The attack was believed to be the work of an 'outside nation state,' SolarWinds said in a regulatory disclosure.
In addition to major federal agencies and critical infrastructure, the hackers targeted entities as various as a county government in Arizona and a cable television company.
The Pima County, Arizona government and Cox Communications Inc were identified as victims of the intrusion by Reuters after running a publicly available coding script.
Sources familiar with the US investigation have said the hack was likely carried out by Russia's foreign intelligence service. Moscow has denied involvement.
Secretary of State Mike Pompeo on Friday became the first US official to publicly attribute the massive hacking campaign to Russia.
'There was a significant effort to use a piece of third-party software to essentially embed code inside of US government systems,' Pompeo told The Mark Levin Show on Friday.
'This was a very significant effort, and I think it's the case that now we can say pretty clearly that it was the Russians that engaged in this activity.'
Russian President Vladimir Putin's spokesman later denied Kremlin involvement, and the Russian embassy said in a statement that the country 'does not conduct offensive operations in the cyber domain.'
The sprawling attack, which went undetected for nearly nine months, compromised the Departments of Homeland Security, Justice, Treasury, State and Energy, as well as a growing list of companies and local governments across the country.

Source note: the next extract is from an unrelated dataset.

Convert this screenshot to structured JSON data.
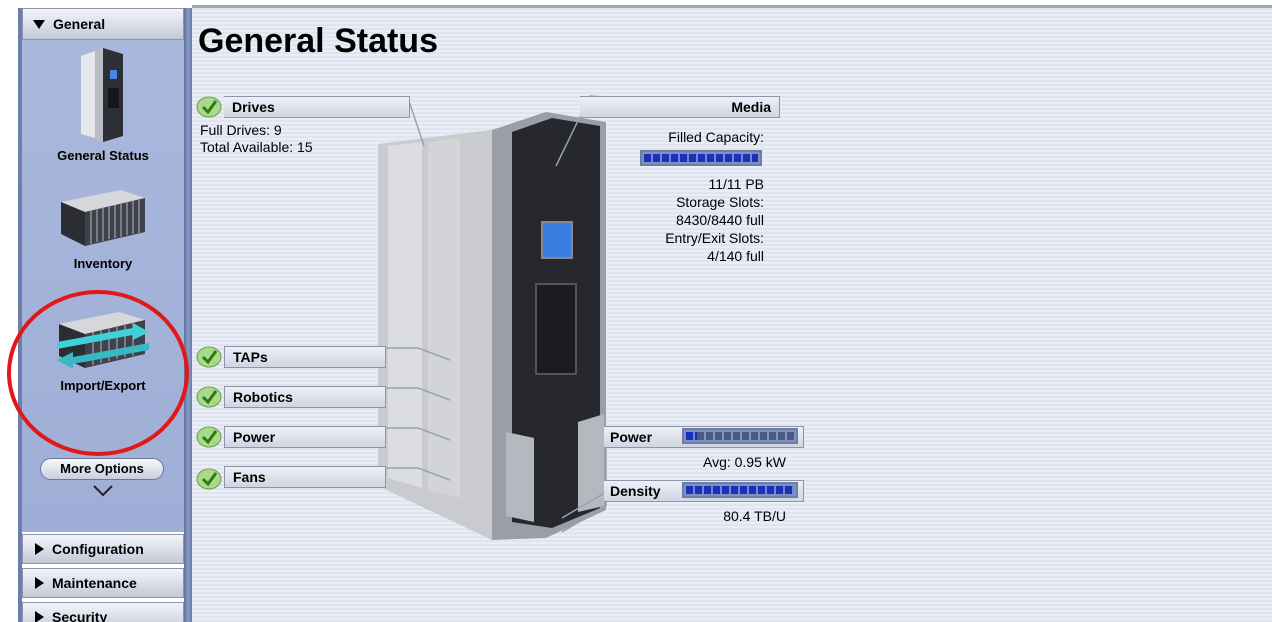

Officials with the nation's cybersecurity agency warn that the breach could be difficult to undo, saying the hackers 'demonstrated sophistication and complex tradecraft' and that it was likely that they had built additional secret backdoors while active inside the compromised networks.
Experts say there simply are not enough skilled threat-hunting teams to properly identify all the government and private-sector systems that may have been hacked, and warn infected networks may have to be 'burned to the ground' and rebuilt from scratch.